Não há parques nas redondezas e eu não ligo

Você pode rir e quem sabe eu até acabe rindo com você, não sou duro como gostaria, foram décadas de frustração tentando imitar os mocinhos altos, loiros, de olhos azuis daqueles faroestes de bolso que comprava às dezenas na banca de jornal na esquina de casa. Hoje vejo que queria não apenas macaquear os estereótipos de herói da subliteratura americana, mas queria acima de tudo que um dia em minha vida — um que fosse, de toda minha vida, do começo ao fim — pudesse ser simples como aquele da chegada do misterioso forasteiro num vilarejo no meio do nada que, com sua mera presença, instituía a civilização, escorraçava  os bandidos e de quebra amolecia o coração de pedra da sofrida mocinha que aos parcos 19 anos, tendo experimentado nada mais que percalços em sua brevíssima existência, já decidira que viver é lutar e que seus grandes, belos olhos, também azuis, que lembravam as taças de champanhe dos cabarés parisienses jamais haviam avistado uma única evidência de que existia no mundo algo suficientemente belo para ser avistado por seus grandes, belos olhos eternamente azuis.

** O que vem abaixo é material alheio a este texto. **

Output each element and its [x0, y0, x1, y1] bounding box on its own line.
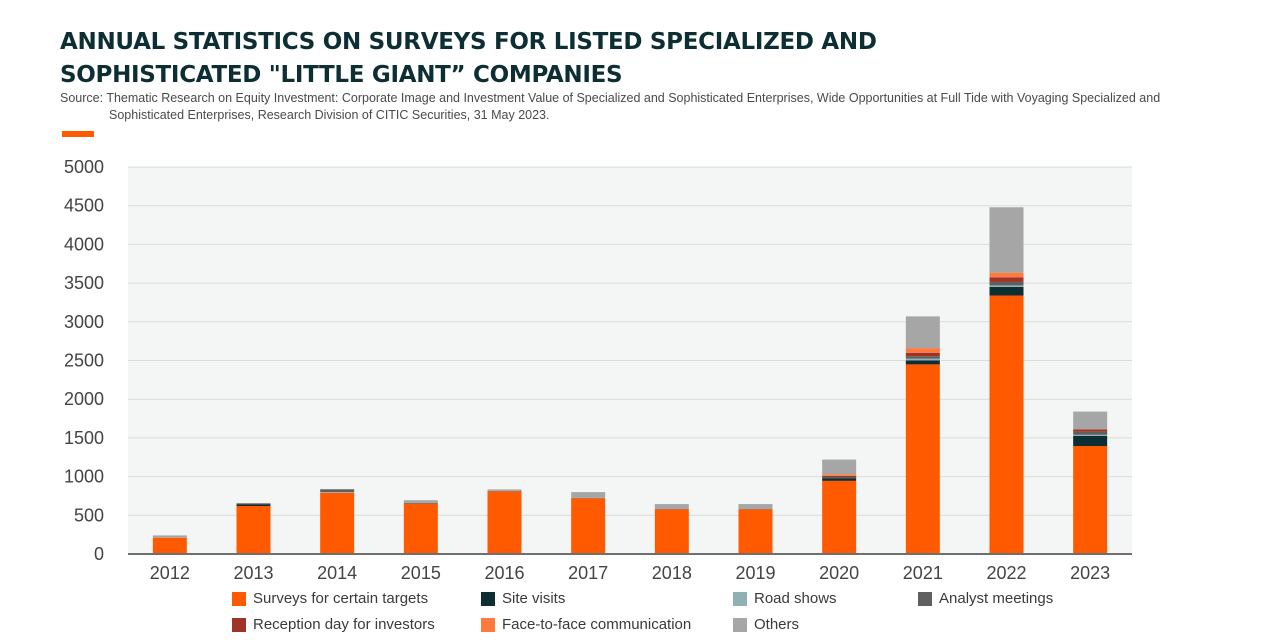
y-tick-label: 4000: [64, 234, 104, 254]
y-tick-label: 2500: [64, 351, 104, 371]
bar-segment-2012-s0: [152, 537, 187, 554]
legend-swatch: [918, 591, 932, 606]
bar-segment-2018-s6: [654, 504, 689, 510]
bar-segment-2016-s0: [487, 491, 522, 554]
y-tick-label: 0: [94, 544, 104, 564]
bar-segment-2020-s3: [822, 476, 857, 479]
bar-segment-2018-s0: [654, 509, 689, 554]
legend-swatch: [232, 591, 246, 606]
y-tick-label: 2000: [64, 389, 104, 409]
bar-segment-2021-s4: [905, 352, 940, 357]
x-tick-label: 2014: [317, 563, 357, 583]
bar-segment-2017-s6: [571, 492, 606, 498]
bar-segment-2014-s2: [320, 492, 355, 493]
legend-swatch: [733, 617, 747, 632]
bar-segment-2020-s4: [822, 475, 857, 477]
bar-segment-2022-s0: [989, 295, 1024, 554]
bar-segment-2023-s2: [1073, 434, 1108, 436]
bar-segment-2013-s3: [236, 503, 271, 505]
bar-segment-2017-s0: [571, 498, 606, 554]
bar-segment-2021-s5: [905, 348, 940, 353]
bar-segment-2023-s0: [1073, 446, 1108, 554]
bar-segment-2014-s3: [320, 489, 355, 493]
bar-segment-2021-s0: [905, 364, 940, 554]
accent-bar: [62, 131, 94, 137]
bar-segment-2013-s0: [236, 506, 271, 554]
bar-segment-2022-s5: [989, 272, 1024, 278]
x-tick-label: 2020: [819, 563, 859, 583]
chart-title-line-1: ANNUAL STATISTICS ON SURVEYS FOR LISTED …: [60, 29, 877, 55]
y-tick-label: 1500: [64, 428, 104, 448]
bar-segment-2023-s4: [1073, 429, 1108, 432]
chart-legend: Surveys for certain targets Site visits Ro…: [232, 590, 1192, 640]
y-tick-label: 1000: [64, 467, 104, 487]
legend-label: Site visits: [502, 590, 566, 607]
legend-label: Road shows: [754, 590, 837, 607]
bar-segment-2020-s0: [822, 480, 857, 554]
legend-item: Reception day for investors: [232, 616, 435, 633]
bar-segment-2014-s0: [320, 492, 355, 554]
bar-segment-2013-s1: [236, 504, 271, 507]
bar-segment-2019-s0: [738, 509, 773, 554]
bar-segment-2019-s6: [738, 504, 773, 510]
bar-segment-2021-s2: [905, 358, 940, 361]
x-tick-label: 2012: [150, 563, 190, 583]
bar-segment-2015-s3: [403, 502, 438, 504]
legend-label: Reception day for investors: [253, 616, 435, 633]
bar-segment-2015-s0: [403, 503, 438, 554]
x-tick-label: 2013: [233, 563, 273, 583]
y-tick-label: 500: [74, 505, 104, 525]
bar-segment-2022-s2: [989, 285, 1024, 287]
y-tick-label: 3000: [64, 312, 104, 332]
legend-item: Others: [733, 616, 799, 633]
bar-segment-2022-s1: [989, 286, 1024, 296]
bar-segment-2016-s6: [487, 489, 522, 491]
x-tick-label: 2016: [484, 563, 524, 583]
legend-swatch: [481, 617, 495, 632]
bar-segment-2023-s1: [1073, 435, 1108, 447]
legend-swatch: [481, 591, 495, 606]
bar-segment-2020-s6: [822, 459, 857, 475]
bar-segment-2022-s3: [989, 281, 1024, 286]
legend-label: Surveys for certain targets: [253, 590, 429, 607]
stacked-bar-chart: 0 500 1000 1500 2000 2500 3000 3500 4000 4500 5000…: [64, 157, 1132, 583]
bar-segment-2021-s1: [905, 360, 940, 365]
x-tick-label: 2015: [401, 563, 441, 583]
bar-segment-2015-s6: [403, 500, 438, 503]
legend-item: Road shows: [733, 590, 837, 607]
x-tick-label: 2018: [652, 563, 692, 583]
source-note: Source: Thematic Research on Equity Inve…: [60, 91, 1161, 122]
bar-segment-2020-s1: [822, 478, 857, 481]
x-tick-label: 2021: [903, 563, 943, 583]
legend-label: Face-to-face communication: [502, 616, 692, 633]
legend-item: Face-to-face communication: [481, 616, 691, 633]
legend-item: Surveys for certain targets: [232, 590, 428, 607]
y-tick-label: 3500: [64, 273, 104, 293]
bar-segment-2021-s6: [905, 316, 940, 349]
x-tick-label: 2022: [986, 563, 1026, 583]
chart-title-line-2: SOPHISTICATED "LITTLE GIANT” COMPANIES: [60, 62, 623, 88]
chart-title: ANNUAL STATISTICS ON SURVEYS FOR LISTED …: [60, 26, 960, 92]
bar-segment-2012-s6: [152, 535, 187, 538]
legend-label: Analyst meetings: [939, 590, 1054, 607]
bar-segment-2022-s6: [989, 207, 1024, 273]
bar-segment-2021-s3: [905, 356, 940, 359]
bar-segment-2022-s4: [989, 277, 1024, 282]
bar-segment-2023-s6: [1073, 411, 1108, 430]
legend-item: Analyst meetings: [918, 590, 1053, 607]
legend-label: Others: [754, 616, 800, 633]
x-tick-label: 2023: [1070, 563, 1110, 583]
legend-item: Site visits: [481, 590, 565, 607]
bar-segment-2023-s3: [1073, 431, 1108, 435]
x-tick-label: 2017: [568, 563, 608, 583]
legend-swatch: [232, 617, 246, 632]
bar-segment-2020-s5: [822, 474, 857, 476]
y-tick-label: 5000: [64, 157, 104, 177]
y-tick-label: 4500: [64, 196, 104, 216]
x-tick-label: 2019: [735, 563, 775, 583]
legend-swatch: [733, 591, 747, 606]
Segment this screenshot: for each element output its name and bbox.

Era uma dor palpável como a mesa da cozinha. A cabeceira da cama. O chão de pranchas de ipê. As venezianas apodrecendo na janela. O frasco de desodorante Avanço esguichado às pressas na noite de sábado como se em meu céu houvesse potencialidades.

Se Maharishi Mahesh tivesse então emergido de Within You Without You que tocava obsessivamente em minha vitrola xadrez e me ensinasse que tudo que eu precisava era aprender a morrer — e me convencesse —  eu teria me consentido a crer num deus, indiano, católico ou o que quer que fosse. Alegremente.